To solve the problems associated with a small sample size during intelligent road detection, a virtual image set generation method for asphalt pavement cracks is proposed based on improved deep convolutional generative adversarial networks (DCGANs). First, a small set of sample crack images is collected and used as the basic image set to perform filtering, gamma transformation, and other processes, whereby crack feature recognition is enhanced. Second, a variational autoencoder (VAE) is used to encode real crack images. The latent variable values obtained from the VAE are provided as input to the DCGAN model generator, and the model hyperparameters are optimized.
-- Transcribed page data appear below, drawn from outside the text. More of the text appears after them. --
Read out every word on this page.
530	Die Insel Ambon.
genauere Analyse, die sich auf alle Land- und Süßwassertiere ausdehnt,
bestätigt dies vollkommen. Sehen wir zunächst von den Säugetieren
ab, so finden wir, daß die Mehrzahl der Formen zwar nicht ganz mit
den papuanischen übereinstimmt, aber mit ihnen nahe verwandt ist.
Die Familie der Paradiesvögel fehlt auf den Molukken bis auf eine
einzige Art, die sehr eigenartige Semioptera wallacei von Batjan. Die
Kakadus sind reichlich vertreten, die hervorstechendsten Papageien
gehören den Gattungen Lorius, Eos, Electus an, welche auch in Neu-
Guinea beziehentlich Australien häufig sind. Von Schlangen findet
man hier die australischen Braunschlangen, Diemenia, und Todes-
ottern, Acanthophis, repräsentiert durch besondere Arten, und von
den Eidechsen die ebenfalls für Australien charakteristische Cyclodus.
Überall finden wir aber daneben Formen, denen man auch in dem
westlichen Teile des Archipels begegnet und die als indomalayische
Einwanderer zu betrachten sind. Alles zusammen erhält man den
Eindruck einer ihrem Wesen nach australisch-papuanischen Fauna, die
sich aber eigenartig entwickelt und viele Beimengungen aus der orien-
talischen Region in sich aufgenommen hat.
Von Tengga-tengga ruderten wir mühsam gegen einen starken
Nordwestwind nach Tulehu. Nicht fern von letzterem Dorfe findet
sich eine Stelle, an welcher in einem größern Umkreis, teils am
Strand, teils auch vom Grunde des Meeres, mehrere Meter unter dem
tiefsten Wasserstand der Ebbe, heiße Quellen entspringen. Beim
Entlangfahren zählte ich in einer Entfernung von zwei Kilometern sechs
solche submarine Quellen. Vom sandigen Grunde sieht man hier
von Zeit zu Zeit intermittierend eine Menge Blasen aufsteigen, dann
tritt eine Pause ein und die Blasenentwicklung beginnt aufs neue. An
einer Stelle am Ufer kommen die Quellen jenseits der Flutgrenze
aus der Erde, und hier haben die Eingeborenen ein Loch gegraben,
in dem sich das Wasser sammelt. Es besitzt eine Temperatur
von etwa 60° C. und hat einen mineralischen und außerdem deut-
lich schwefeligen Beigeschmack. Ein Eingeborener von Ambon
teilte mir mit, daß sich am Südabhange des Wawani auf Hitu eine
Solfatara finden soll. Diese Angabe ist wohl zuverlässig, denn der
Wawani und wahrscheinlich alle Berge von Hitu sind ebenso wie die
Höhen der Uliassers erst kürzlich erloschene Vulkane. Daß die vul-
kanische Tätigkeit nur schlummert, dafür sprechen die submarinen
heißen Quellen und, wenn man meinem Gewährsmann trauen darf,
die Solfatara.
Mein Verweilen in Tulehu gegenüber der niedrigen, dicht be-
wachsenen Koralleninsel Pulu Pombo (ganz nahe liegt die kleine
Subsequently, the adaptive moment estimation (Adam) optimizer is used to reoptimize the model and thereby improve the model convergence speed and generalization ability. The proposed method has the advantages of both VAE and DCGAN. Finally, a pavement crack classification detection model based on faster region convolutional neural network (Faster R-CNN) is used to evaluate the reliability of the generated crack images. The results show that the augmented dataset of the proposed method with the detection model has an average precision of 90.32%, which is higher than that of the conventional method evaluated using the same test dataset. The proposed method generates virtual crack images that are moderately identical to real ones, thereby solving the problem of insufficient image datasets of cracks in specific road sections. The method also provides data assurance for the intelligentization of pavement crack detection and the reduction of pavement maintenance costs.

Automated summary

An improved method based on deep convolutional generative adversarial networks for generating virtual image sets to address the issue of small sample size in intelligent road detection is proposed. By utilizing both VAE and DCGAN advantages, the method generates virtual crack images, which are evaluated for reliability using a Faster R-CNN detection model, achieving an average precision of 90.32%.